Pium’s smart diffuser wants to design a new user experience for your nose


Pium’s smart diffuser wants to design a new user experience for your nose

When Google Home was unveiled, many people immediately noted the smart speaker’s striking resemblance to a home fragrance diffuser. Now there’s a smart home fragrance diffuser that looks like a smart speaker. Pium, a self-described “next-generation smart diffuser,” is currently participating in Samsung Electronic’s Creative Square incubator program. Visitors to IFA 2017 can demo it at Samsung’s booth. Pium also recently ran a a successful Kickstarter campaign.

While other diffusers that can be controlled with a mobile app already exist, Pium’s creators say they see their product as a gateway to a new user interface experience. In fact, the startup is already exploring ways to use its technology in virtual reality platforms, too.

Pium comes in two styles (the Brooklyn, which looks very much like a smart speaker, and the more diffuser-ish Chelsea) and can be voice-operated with actual smart speakers like Google Home and Amazon Echo.

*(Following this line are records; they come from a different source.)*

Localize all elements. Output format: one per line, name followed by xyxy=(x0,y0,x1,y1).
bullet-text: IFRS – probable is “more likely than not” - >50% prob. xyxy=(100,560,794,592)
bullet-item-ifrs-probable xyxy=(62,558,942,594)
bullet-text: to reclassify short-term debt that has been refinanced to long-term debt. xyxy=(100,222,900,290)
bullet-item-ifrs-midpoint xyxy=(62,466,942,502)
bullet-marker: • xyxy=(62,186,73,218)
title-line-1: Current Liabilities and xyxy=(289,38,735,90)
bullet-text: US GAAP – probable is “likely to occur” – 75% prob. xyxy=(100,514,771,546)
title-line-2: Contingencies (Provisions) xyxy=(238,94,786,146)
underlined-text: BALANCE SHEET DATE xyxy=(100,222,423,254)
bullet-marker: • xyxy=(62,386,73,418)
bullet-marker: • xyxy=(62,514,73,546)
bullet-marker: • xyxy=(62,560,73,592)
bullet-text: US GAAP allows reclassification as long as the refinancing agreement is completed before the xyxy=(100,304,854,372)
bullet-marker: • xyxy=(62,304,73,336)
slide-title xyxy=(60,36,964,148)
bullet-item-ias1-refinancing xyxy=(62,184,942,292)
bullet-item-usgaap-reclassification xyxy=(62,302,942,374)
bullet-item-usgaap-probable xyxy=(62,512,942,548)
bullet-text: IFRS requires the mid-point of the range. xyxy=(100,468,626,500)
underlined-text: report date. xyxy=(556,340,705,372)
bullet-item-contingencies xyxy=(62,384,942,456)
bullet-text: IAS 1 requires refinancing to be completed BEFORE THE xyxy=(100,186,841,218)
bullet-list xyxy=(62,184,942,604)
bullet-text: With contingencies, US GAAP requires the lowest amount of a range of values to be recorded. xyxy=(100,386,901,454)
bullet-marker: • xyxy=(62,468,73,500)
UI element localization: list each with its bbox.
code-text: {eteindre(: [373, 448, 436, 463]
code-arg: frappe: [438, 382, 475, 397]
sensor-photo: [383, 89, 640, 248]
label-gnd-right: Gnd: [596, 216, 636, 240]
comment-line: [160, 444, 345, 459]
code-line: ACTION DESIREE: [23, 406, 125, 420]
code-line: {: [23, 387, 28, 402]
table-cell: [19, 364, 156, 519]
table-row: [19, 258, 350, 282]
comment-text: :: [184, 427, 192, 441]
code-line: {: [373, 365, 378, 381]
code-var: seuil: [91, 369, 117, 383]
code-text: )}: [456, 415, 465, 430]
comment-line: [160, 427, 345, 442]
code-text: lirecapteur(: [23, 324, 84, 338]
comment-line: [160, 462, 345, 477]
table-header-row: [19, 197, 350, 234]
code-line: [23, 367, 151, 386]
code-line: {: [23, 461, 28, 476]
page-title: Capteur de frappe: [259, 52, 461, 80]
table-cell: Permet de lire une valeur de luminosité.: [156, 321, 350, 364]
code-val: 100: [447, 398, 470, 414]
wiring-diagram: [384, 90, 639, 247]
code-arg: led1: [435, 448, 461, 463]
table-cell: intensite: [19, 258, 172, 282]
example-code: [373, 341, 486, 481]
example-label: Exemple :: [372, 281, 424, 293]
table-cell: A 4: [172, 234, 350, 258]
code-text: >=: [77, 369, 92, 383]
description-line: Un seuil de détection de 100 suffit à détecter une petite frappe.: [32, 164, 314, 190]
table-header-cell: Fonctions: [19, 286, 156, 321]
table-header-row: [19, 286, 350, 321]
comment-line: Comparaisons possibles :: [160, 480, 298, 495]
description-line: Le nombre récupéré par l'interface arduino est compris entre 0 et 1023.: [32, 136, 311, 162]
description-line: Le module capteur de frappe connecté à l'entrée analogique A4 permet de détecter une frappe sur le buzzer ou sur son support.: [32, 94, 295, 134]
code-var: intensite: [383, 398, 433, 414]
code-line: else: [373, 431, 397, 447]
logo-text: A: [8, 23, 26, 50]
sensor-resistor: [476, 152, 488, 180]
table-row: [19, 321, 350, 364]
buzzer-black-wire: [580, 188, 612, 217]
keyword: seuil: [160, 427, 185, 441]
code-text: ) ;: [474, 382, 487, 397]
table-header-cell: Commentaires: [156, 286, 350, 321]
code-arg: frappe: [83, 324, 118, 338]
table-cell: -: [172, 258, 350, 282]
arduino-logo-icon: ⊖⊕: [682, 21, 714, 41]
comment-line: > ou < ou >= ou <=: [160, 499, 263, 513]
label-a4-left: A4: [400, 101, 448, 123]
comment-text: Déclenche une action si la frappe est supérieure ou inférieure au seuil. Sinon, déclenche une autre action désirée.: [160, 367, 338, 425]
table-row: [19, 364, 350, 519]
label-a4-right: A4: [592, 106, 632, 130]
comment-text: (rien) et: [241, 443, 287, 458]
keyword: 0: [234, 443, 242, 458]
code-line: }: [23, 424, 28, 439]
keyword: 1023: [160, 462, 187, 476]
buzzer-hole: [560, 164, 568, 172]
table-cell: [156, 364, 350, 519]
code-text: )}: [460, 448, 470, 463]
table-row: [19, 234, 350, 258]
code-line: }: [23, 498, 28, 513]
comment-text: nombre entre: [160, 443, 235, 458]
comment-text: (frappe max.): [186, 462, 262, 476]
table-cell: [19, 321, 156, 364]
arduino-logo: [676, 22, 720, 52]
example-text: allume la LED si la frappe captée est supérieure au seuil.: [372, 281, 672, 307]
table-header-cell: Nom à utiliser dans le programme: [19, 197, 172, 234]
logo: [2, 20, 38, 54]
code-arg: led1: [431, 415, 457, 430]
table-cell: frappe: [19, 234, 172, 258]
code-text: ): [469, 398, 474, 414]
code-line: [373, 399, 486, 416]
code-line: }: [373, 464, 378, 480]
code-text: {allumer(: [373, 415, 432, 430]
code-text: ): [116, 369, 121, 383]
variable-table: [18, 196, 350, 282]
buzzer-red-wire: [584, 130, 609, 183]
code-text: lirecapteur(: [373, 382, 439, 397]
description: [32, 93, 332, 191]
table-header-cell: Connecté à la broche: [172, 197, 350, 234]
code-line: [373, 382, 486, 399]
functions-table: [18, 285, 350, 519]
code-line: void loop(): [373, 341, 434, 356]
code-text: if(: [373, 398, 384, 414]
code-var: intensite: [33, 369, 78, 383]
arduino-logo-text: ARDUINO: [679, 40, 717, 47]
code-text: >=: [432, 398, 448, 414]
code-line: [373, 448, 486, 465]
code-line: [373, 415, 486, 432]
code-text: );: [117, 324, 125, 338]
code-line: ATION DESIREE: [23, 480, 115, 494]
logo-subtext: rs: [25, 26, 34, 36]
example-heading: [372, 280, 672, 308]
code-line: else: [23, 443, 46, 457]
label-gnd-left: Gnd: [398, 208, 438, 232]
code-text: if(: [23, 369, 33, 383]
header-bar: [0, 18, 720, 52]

It is also compatible with Philips Hue smart lightbulbs and Sonos speakers.

Pium’s smart diffuser wants to design a new user experience for your nose

Pium’s Chelsea diffuser

The company was founded by Ryan Kihm, Jay Hwang and Wes Yoon. Before launching Pium, Kihm and Hwang worked on the invention team of a Seoul-based accelerator, helping early-stage startups develop their IP portfolios. While doing research, the two determined that olfaction, or the sense of smell, is set to become the subject of “the next big UX technology,” Kihm told TechCrunch in an email.

“The U.S. home fragrance market is about $6 billion, but still customers just rely on their personal preferences and advertisements to pick a product. Many options are on the market, but people still don’t know how to choose one,” he said.

Scented candles often contain potentially harmful ingredients like benzene, but essential oils can also be confusing to use. Pium’s software analyzes data to understand what associations people attach to different aromas and make personalized recommendations. Its diffuser uses pods pre-filled with essential oil blends. Kihm says this not only give Pium a source of continuous revenue after selling the diffuser, but is also more convenient for its customers because they don’t have to mix oils themselves or clean their Piums.

Just as importantly, pods also let Pium have more control over user experience. Pium’s system selects different scents to release based on the time of day (for example, it can diffuse lavender-based scents at night before switching to something more invigorating in the morning) and detects its users’ locations so it can turn on automatically before they arrive home.

In the future, Pium also plans to offer a subscription service that automatically ships new blends to customers when their pods start running low. The diffusers are currently available for pre-order and are being tested at Bodyfriend HQ, a cafe and lounge in Seoul.